Persian NLP that handles the zero-width non-joiner so you don't have to
A Python toolkit for Persian text processing, from normalization to dependency parsing, with models fetched automatically from Hugging Face.

What it does
Hazm is a Python library for processing Persian (Farsi) text. It covers the standard NLP pipeline—normalization, tokenization, lemmatization, POS tagging, chunking, dependency parsing, and word/sentence embeddings—plus utilities for reading popular Persian corpora. Models download and cache automatically from Hugging Face Hub.
The interesting bit
Persian text normalization is fiddly work: diacritics, half-spaces, and the zero-width non-joiner (ZWNJ) all need correction before anything else works. Hazm bakes this in as a first-class step rather than leaving it as an exercise.

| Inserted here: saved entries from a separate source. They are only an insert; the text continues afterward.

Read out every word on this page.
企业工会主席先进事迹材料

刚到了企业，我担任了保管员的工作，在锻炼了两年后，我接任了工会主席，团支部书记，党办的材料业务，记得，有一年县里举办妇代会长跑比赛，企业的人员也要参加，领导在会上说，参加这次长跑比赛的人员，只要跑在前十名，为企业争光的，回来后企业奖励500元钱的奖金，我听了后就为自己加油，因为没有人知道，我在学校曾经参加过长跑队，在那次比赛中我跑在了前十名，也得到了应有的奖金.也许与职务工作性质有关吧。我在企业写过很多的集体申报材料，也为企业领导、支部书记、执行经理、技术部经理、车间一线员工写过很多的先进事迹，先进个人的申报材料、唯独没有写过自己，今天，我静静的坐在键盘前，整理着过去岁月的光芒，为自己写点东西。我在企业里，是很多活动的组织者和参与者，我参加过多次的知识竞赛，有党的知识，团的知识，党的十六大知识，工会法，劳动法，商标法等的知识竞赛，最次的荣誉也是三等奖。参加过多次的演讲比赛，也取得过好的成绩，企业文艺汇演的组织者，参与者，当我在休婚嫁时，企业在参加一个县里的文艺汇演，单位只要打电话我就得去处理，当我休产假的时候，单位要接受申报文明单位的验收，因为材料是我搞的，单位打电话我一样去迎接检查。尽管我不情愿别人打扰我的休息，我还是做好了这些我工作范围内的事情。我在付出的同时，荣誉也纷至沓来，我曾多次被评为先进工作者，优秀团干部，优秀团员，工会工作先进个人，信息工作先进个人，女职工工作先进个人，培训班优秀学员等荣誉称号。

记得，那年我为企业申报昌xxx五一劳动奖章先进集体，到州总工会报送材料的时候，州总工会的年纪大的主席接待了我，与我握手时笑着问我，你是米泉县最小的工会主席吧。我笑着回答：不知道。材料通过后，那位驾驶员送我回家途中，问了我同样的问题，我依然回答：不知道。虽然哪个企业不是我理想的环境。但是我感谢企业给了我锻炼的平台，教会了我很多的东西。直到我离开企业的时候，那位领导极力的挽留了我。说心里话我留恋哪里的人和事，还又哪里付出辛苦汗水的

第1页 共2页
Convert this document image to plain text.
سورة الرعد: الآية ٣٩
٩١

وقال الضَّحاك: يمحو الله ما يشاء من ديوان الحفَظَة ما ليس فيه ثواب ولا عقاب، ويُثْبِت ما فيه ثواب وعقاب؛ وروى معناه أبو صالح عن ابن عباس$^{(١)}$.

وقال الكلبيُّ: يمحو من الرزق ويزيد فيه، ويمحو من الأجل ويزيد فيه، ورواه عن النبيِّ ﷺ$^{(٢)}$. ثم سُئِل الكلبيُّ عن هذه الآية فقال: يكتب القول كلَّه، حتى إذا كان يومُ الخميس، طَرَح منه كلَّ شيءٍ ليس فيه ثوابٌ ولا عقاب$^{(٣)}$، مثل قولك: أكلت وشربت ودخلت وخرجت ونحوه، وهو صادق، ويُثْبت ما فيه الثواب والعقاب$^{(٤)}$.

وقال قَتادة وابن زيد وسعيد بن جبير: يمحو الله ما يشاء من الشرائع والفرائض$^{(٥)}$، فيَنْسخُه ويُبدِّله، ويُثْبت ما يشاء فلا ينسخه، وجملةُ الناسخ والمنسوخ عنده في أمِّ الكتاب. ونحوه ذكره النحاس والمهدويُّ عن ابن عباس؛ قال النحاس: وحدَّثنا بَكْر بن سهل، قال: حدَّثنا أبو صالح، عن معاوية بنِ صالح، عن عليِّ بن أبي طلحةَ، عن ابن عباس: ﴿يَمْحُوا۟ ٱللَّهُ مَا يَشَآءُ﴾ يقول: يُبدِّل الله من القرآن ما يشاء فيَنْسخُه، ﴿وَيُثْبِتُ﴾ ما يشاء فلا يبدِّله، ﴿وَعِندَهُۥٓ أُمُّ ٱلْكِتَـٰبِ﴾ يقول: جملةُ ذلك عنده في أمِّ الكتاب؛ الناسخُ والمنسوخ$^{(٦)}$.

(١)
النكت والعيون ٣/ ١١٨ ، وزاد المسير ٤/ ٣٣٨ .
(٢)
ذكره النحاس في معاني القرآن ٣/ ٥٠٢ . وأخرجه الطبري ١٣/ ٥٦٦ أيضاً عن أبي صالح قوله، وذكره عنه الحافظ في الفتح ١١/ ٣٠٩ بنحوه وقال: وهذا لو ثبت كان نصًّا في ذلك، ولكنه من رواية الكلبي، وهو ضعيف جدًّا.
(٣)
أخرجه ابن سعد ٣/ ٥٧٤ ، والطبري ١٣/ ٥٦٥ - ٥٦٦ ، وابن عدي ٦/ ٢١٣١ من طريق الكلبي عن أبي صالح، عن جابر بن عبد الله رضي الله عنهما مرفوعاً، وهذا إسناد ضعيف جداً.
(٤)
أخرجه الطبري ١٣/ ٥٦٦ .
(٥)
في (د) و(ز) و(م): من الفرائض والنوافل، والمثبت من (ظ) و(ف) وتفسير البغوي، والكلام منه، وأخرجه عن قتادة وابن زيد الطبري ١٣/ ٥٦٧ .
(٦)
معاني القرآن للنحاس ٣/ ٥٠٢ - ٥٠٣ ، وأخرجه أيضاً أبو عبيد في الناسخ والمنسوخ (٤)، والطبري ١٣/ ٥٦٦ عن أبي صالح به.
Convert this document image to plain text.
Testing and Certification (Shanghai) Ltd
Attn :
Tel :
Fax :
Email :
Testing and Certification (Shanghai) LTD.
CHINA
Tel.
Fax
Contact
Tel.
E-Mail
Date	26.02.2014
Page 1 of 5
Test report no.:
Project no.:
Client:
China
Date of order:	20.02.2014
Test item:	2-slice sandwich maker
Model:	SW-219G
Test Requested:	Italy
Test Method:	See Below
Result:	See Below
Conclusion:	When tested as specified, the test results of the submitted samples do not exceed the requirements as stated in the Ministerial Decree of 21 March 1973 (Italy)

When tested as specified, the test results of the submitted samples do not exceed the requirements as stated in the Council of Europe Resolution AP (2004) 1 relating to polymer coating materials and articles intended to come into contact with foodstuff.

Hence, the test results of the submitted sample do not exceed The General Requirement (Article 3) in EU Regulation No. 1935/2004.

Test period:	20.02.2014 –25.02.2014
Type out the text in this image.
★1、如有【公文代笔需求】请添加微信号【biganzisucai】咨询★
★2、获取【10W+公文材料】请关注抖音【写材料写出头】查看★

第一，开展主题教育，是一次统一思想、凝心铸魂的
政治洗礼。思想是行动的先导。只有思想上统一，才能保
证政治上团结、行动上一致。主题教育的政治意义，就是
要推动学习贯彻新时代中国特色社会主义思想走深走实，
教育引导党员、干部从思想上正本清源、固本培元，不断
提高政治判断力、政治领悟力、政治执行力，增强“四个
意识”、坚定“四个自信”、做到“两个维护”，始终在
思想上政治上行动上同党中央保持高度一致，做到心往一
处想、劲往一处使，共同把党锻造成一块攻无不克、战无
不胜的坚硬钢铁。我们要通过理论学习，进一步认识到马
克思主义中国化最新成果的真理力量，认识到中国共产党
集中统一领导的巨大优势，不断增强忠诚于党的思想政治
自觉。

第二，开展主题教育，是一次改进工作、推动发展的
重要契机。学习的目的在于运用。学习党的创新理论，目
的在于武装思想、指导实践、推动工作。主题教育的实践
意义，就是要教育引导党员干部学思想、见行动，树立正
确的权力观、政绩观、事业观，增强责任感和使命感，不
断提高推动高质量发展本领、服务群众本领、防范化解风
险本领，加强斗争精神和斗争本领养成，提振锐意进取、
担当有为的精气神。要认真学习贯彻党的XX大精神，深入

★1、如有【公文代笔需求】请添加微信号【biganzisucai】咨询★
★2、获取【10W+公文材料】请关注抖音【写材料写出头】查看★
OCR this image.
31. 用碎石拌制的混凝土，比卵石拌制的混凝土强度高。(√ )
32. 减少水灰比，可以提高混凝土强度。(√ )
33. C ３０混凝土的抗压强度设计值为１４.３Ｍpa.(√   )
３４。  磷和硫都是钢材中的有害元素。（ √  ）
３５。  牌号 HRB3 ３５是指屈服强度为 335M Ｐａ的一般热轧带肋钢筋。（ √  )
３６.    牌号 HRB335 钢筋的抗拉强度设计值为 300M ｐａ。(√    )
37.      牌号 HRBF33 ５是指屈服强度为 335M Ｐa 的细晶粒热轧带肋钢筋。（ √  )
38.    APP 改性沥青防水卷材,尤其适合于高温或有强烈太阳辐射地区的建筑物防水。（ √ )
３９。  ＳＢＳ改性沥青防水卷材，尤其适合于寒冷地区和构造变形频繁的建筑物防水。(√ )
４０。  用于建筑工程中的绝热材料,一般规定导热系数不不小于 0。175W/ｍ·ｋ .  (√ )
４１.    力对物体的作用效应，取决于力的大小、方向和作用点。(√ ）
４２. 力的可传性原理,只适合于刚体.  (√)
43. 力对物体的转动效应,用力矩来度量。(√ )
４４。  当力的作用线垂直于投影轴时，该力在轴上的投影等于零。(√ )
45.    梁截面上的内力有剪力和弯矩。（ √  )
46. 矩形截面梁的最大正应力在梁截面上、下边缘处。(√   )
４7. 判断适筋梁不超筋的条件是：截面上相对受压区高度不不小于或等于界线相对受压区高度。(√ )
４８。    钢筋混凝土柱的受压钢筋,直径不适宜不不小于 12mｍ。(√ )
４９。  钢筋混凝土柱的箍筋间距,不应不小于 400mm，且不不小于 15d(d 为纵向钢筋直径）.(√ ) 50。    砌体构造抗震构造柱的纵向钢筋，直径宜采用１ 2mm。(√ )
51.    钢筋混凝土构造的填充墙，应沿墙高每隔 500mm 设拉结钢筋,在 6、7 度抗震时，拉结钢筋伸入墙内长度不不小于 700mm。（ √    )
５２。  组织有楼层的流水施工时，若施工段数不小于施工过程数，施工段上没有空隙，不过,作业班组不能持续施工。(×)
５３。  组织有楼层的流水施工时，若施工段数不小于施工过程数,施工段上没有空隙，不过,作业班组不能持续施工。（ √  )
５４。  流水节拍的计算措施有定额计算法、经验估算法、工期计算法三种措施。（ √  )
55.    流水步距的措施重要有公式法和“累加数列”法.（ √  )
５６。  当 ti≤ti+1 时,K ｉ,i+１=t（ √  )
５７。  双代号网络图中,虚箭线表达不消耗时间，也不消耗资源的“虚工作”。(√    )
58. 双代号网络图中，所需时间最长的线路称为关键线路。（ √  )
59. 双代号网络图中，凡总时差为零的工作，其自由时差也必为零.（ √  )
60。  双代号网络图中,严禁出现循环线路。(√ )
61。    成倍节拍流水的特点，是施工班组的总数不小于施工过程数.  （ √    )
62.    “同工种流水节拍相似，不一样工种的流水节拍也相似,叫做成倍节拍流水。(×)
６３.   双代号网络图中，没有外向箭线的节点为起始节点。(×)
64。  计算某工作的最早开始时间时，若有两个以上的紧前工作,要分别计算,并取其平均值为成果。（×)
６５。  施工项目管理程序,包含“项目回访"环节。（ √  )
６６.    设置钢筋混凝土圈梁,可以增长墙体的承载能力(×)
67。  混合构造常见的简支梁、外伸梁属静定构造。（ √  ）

The lemmatizer also returns compound roots (e.g., نوشت#نویس for “مینویسیم”), which is more informative than a simple stem.
Key highlights
- POS tagger hits 98.8% accuracy; dependency parser at 85.6% on the project’s own evaluation
- Hugging Face integration means no manual model downloads—just pass
repo_idandmodel_filename - Supports FastText word embeddings and sentence vectors via
sent2vec - Includes ready-made corpus readers for common Persian datasets
- Requires Python 3.12+
Caveats
- The README lists both legacy and “Spacy” prefixed modules (SpacyPOSTagger, SpacyChunker, etc.) with different metrics, but doesn’t clarify whether these are spaCy wrappers or independent implementations
- Dependency parser output is raw nested dictionaries, not a graph object—usable, but you’ll do your own traversal
Verdict
Worth a look if you’re building Persian-language pipelines and want batteries-included preprocessing. Skip it if you’re already invested in spaCy or transformers and prefer to roll your own Persian normalization.